Monday Mindhacks: Anchoring In Price Negotiations

Monday Mindhacks: Anchoring In Price Negotiations

Wouldn’t it be great to have a magic wand that could make buyers want to pay more? I’d love to have customers who want to throw more cash my way … offers to buy the company come in higher.


Well, there’s a psychological trick that can help you do that, but please use it for good, not evil.
It’s called ANCHORING. How do you use it?

[This is #2 in my weekly series Monday Mindhacks: use psychology to create demand from customers, investors, and acquirors]

When people don’t have a frame of reference of what price should be, something really interesting happens.

They use any number that’s introduced and judge other numbers relative to the first one.

One form of this you see is fake “sales” where prices are artificially discounted … BUT the fascinating thing is…

It even works if the number is IRRELEVANT.

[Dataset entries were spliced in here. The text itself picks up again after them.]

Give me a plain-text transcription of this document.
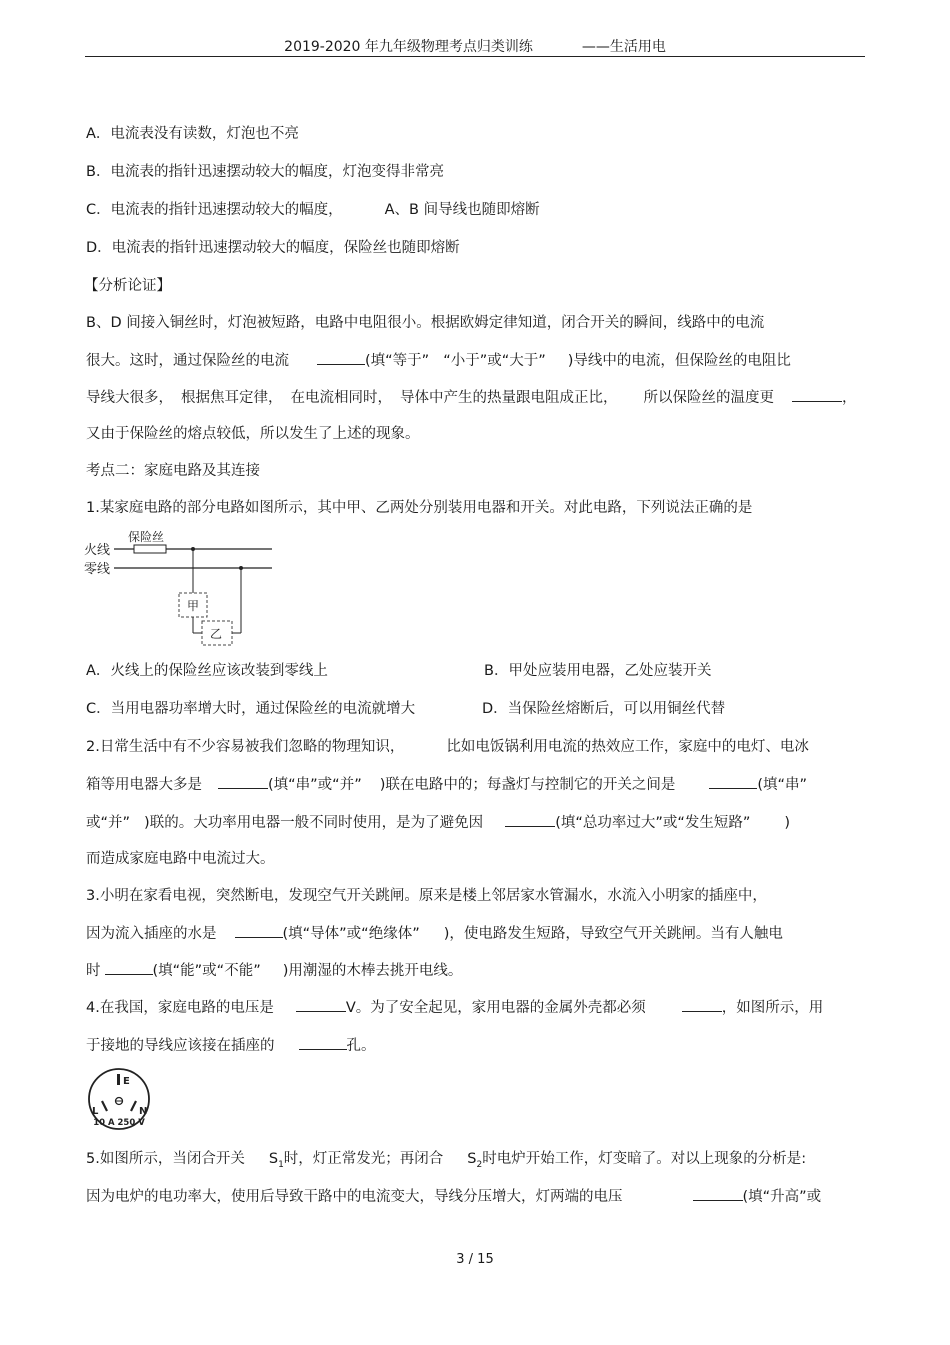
2019-2020 年九年级物理考点归类训练	——生活用电
A．电流表没有读数，灯泡也不亮
B．电流表的指针迅速摆动较大的幅度，灯泡变得非常亮
C．电流表的指针迅速摆动较大的幅度，	A、B 间导线也随即熔断
D．电流表的指针迅速摆动较大的幅度，保险丝也随即熔断
【分析论证】
B、D 间接入铜丝时，灯泡被短路，电路中电阻很小。根据欧姆定律知道，闭合开关的瞬间，线路中的电流
很大。这时，通过保险丝的电流	(填“等于” “小于”或“大于” )导线中的电流，但保险丝的电阻比
导线大很多， 根据焦耳定律， 在电流相同时， 导体中产生的热量跟电阻成正比， 所以保险丝的温度更	，
又由于保险丝的熔点较低，所以发生了上述的现象。
考点二：家庭电路及其连接
1.某家庭电路的部分电路如图所示，其中甲、乙两处分别装用电器和开关。对此电路，下列说法正确的是
火线
零线
保险丝
甲
乙
A．火线上的保险丝应该改装到零线上	B．甲处应装用电器，乙处应装开关
C．当用电器功率增大时，通过保险丝的电流就增大	D．当保险丝熔断后，可以用铜丝代替
2.日常生活中有不少容易被我们忽略的物理知识，	比如电饭锅利用电流的热效应工作，家庭中的电灯、电冰
箱等用电器大多是	(填“串”或“并” )联在电路中的；每盏灯与控制它的开关之间是	(填“串”
或“并” )联的。大功率用电器一般不同时使用，是为了避免因	(填“总功率过大”或“发生短路” )
而造成家庭电路中电流过大。
3.小明在家看电视，突然断电，发现空气开关跳闸。原来是楼上邻居家水管漏水，水流入小明家的插座中，
因为流入插座的水是	(填“导体”或“绝缘体” )，使电路发生短路，导致空气开关跳闸。当有人触电
时	(填“能”或“不能” )用潮湿的木棒去挑开电线。
4.在我国，家庭电路的电压是	V。为了安全起见，家用电器的金属外壳都必须	，如图所示，用
于接地的导线应该接在插座的	孔。
E
L	N
10 A 250 V
5.如图所示，当闭合开关 $S_1$时，灯正常发光；再闭合 $S_2$时电炉开始工作，灯变暗了。对以上现象的分析是:
因为电炉的电功率大，使用后导致干路中的电流变大，导线分压增大，灯两端的电压	(填“升高”或
3 / 15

SO before your price discussion, you can start discussing bigger numbers – that aren’t a price – and it can have a subtle effect. You could talk about the height of Mt. Everest, and it will influence how they perceive every number that they hear after that.

Cool (and evil), eh?

So … what irrelevant number will you use for your magic wand?


Transcript:

Raj: Hi, and welcome to another episode of Monday mind hacks in which we go through psychology. That’ll be useful for you, whether you are marketing, whether you’re selling, getting investment for your business, we’re trying to get your business acquired. And today’s psychology principle is called anchoring. It’s one of my favorite ones. Anchoring is the process by which if you say a number of any sort, all of a sudden people start to take that number as a frame of reference. It’s incredibly useful in sales and marketing. And actually also, if you’re trying to sell your company and to give people an idea of the frame of reference, you just can say a number. And the interesting thing is the number can be irrelevant. You could say a number like 50 million when really the goal number in your discussion is 5 million. Now that’s not to say give me 50 million for my company when you’re trying to sell for 5 million.

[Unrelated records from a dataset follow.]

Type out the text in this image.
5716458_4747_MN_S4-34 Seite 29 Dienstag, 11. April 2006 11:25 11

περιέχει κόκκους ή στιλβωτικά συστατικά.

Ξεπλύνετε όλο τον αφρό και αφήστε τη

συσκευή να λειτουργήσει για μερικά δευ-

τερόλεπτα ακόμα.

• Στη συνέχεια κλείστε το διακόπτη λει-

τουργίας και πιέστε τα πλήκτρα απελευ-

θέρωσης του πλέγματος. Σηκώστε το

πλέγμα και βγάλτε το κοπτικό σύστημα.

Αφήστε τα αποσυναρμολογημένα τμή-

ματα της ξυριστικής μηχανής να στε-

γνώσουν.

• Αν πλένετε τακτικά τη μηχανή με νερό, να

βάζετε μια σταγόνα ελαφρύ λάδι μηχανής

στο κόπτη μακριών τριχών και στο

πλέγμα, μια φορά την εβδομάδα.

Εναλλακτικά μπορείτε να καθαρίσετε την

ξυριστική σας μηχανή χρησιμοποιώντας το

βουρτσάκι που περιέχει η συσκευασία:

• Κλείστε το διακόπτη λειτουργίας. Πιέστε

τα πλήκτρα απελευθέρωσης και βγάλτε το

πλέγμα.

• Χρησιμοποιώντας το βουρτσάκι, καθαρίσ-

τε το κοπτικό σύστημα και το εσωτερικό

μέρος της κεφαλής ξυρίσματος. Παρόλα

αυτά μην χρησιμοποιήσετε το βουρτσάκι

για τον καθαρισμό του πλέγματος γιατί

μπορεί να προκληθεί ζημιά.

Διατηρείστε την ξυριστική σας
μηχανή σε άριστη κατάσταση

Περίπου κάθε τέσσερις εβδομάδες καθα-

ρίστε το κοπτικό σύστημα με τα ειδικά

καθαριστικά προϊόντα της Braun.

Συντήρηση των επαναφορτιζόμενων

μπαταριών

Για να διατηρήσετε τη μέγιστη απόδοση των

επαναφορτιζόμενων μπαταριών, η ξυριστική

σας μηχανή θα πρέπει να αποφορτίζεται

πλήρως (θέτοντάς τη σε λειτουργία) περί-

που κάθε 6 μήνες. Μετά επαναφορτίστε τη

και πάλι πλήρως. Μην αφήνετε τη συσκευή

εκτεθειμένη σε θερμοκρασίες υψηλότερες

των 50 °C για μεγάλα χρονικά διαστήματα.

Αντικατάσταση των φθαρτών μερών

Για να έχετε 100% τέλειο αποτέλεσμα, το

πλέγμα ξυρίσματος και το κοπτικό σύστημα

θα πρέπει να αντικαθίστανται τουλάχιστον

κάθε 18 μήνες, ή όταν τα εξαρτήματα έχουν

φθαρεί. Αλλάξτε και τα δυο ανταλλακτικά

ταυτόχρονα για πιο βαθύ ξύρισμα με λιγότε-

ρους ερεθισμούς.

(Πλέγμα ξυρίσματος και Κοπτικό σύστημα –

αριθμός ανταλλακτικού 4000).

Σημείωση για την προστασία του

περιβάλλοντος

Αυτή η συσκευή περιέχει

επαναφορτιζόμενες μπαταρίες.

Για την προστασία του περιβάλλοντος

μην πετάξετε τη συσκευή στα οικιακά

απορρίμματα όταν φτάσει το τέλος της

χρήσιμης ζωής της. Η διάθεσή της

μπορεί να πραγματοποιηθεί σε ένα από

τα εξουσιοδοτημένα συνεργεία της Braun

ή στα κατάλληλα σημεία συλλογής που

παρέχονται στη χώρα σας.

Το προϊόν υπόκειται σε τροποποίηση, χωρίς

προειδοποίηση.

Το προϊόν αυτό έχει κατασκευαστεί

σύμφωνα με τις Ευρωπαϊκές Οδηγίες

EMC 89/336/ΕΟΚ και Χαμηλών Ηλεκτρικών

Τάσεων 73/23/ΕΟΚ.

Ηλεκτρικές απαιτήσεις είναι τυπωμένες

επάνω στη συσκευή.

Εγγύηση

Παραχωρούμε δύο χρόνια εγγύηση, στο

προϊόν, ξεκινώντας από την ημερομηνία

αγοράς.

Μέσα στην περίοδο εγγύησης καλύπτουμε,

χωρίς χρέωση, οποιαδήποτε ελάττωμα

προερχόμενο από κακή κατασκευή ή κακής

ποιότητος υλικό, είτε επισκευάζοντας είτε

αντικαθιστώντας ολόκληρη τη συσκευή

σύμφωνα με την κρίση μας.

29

But you could give some other examples of other companies. Not saying that your company is worth that and you’re selling your company. You say, “Oh, well, this company was sold for 50. This was sold for 45. This one was sold for 80.” And then you get back to your discussions and you’re really trying to sell your company 4 or 5, 10 million. All that is doing is priming the other side to think in terms of numbers that are of that size. It works in sales as well. If you do a comparison with other products or other solutions, and say, for instance, you’re selling a software product and you’re saying, “Well, you could do this and implement services to do it.” You can have it custom designed. It’s going to cost you 2.5 million bucks, but of course, we’ve got our solution here, It’s only $250,000 a year. 

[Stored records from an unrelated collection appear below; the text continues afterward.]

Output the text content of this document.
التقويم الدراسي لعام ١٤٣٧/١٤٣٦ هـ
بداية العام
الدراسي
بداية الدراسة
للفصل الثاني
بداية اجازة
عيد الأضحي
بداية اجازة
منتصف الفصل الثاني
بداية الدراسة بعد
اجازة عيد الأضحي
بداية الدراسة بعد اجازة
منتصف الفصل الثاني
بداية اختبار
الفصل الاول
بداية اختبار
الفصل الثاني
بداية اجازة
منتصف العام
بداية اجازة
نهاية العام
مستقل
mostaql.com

So what have you done there? You’ve anchored a really high number and their brain starts to think that high number. All of a sudden in comparison, your number looks a lot smaller. And again, the really interesting thing about this is that these numbers don’t even have to be relevant. As long as you’re mentioning a number first, the brain is going to be primed to think about that number. And then of course you can put in your real number or your real negotiation number afterward. It’s a really interesting psychological principle, with lots of applications. I’ll just encourage you to use it for good and not for evil, because this is one of those sneaky little things that you might start to notice sometimes, especially in harder core sales pitches where they’re actually anchoring you on higher numbers or building up a value stack of a large number of and saying, “Oh, but it’s only this much.” It’s something that really works well. Maybe you can deploy that in your sales, in your marketing, in your negotiations. Have fun with this one, and I’ll see you on the next Monday mindhacks.